Ambos os casos mostram como é possível criar versões que acabam sendo assumidas pela imprensa, sem um mínimo de verificação e checagem, porque os jornais estão mais preocupados em montar histórias capazes de emocionar os leitores para aumentar tiragens.
O caso de Madeleine, desaparecida na Praia da Luz, sul de Portugal em maio, vai custar caro à imprensa britânica que embarcou de corpo e alma na versão dos pais da menina de que ela poderia ter sido seqüestrada e morta.
Os tablóides sensacionalistas londrinos faturaram alto explorando a imagem dos pais, jovens e bonitos, vivendo um suposto drama familiar, explorado em mínimos detalhes.
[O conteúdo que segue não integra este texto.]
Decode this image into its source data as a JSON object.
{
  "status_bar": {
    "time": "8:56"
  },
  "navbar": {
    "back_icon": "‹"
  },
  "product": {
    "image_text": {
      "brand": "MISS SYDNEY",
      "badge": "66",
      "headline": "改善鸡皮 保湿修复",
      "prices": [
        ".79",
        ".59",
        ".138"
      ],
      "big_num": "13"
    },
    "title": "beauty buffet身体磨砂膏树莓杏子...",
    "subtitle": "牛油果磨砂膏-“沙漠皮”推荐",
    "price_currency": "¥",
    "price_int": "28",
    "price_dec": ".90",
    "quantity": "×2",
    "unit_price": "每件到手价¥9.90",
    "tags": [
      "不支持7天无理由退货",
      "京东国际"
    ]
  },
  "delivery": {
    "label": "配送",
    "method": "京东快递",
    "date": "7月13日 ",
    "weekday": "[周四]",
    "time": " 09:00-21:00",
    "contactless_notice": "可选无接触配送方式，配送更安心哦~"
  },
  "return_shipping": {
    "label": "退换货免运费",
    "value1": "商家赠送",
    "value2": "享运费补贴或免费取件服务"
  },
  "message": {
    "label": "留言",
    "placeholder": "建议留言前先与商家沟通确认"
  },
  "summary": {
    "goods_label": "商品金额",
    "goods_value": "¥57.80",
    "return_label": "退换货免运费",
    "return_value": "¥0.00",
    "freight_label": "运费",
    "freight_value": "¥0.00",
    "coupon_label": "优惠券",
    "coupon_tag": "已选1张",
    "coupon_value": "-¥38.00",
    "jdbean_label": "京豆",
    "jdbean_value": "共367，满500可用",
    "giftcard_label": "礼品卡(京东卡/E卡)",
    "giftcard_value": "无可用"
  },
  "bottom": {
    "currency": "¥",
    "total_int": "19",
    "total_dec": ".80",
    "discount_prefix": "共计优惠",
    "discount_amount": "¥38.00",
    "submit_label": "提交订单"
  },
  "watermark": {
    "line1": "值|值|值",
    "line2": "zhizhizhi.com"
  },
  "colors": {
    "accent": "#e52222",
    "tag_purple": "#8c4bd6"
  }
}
Até o Papa Bento XVI chegou a fazer apelos pela vida de Madeleine, de quatro anos.
Agora é quase certo que a família sabia que a menina não fora seqüestrada, nem muito menos assassinada e que provavelmente morreu acidentalmente num episódio ainda não explicado. Aparentemente os pais estariam tentando ocultar um descuido fatal ou um descontrole emocional da mãe.
A policia portuguesa vinha levantando esta hipótese há semanas, mas não foi levada a sério pela imprensa britânica que não ocultou um certo ar de desprezo pelos detetives e repórteres lusitanos.
No caso paranaense, também esteve em jogo uma tentativa de manipular a opinião publica, quando Patrícia Cabral, grávida de quatro meses, levou um tiro na barriga e se apresentou como vítima num assalto a uma loja de conveniências, em Curitiba.
O disparo não atingiu o feto e o parto normal de Patrícia, em setembro, mereceu inclusive cobertura especial nos telejornais da Globo. Agora crescem as suspeitas de que ela foi cúmplice e não vítima no assalto.
A imprensa embarcou nas histórias montadas por Patrícia e pelos pais de Madeleine porque a preocupação em emocionar leitores foi mais forte do que o dever de verificar os fatos. As incongruências e contradições foram minimizadas em favor do apelo comercial.
A manipulação de fatos e versões por suspeitos e acusados é um fato cada vez mais comum e mais sofisticado, já que muitos envolvidos usam técnicas e profissionais especializados na produção de imagens simpáticas ao público. Este não é obviamente o caso de assaltantes de postos de gasolina, mas é rotina nos delitos do colarinho branco e nos mensalões da vida.
Se a imprensa se deixa levar por casos mais simples como os da menina inglesa e da grávida paranaense sem duvidar das versões apresentadas, até mesmo pela polícia, o que dirá de situações mais complexas onde poder e dinheiro estão envolvidos.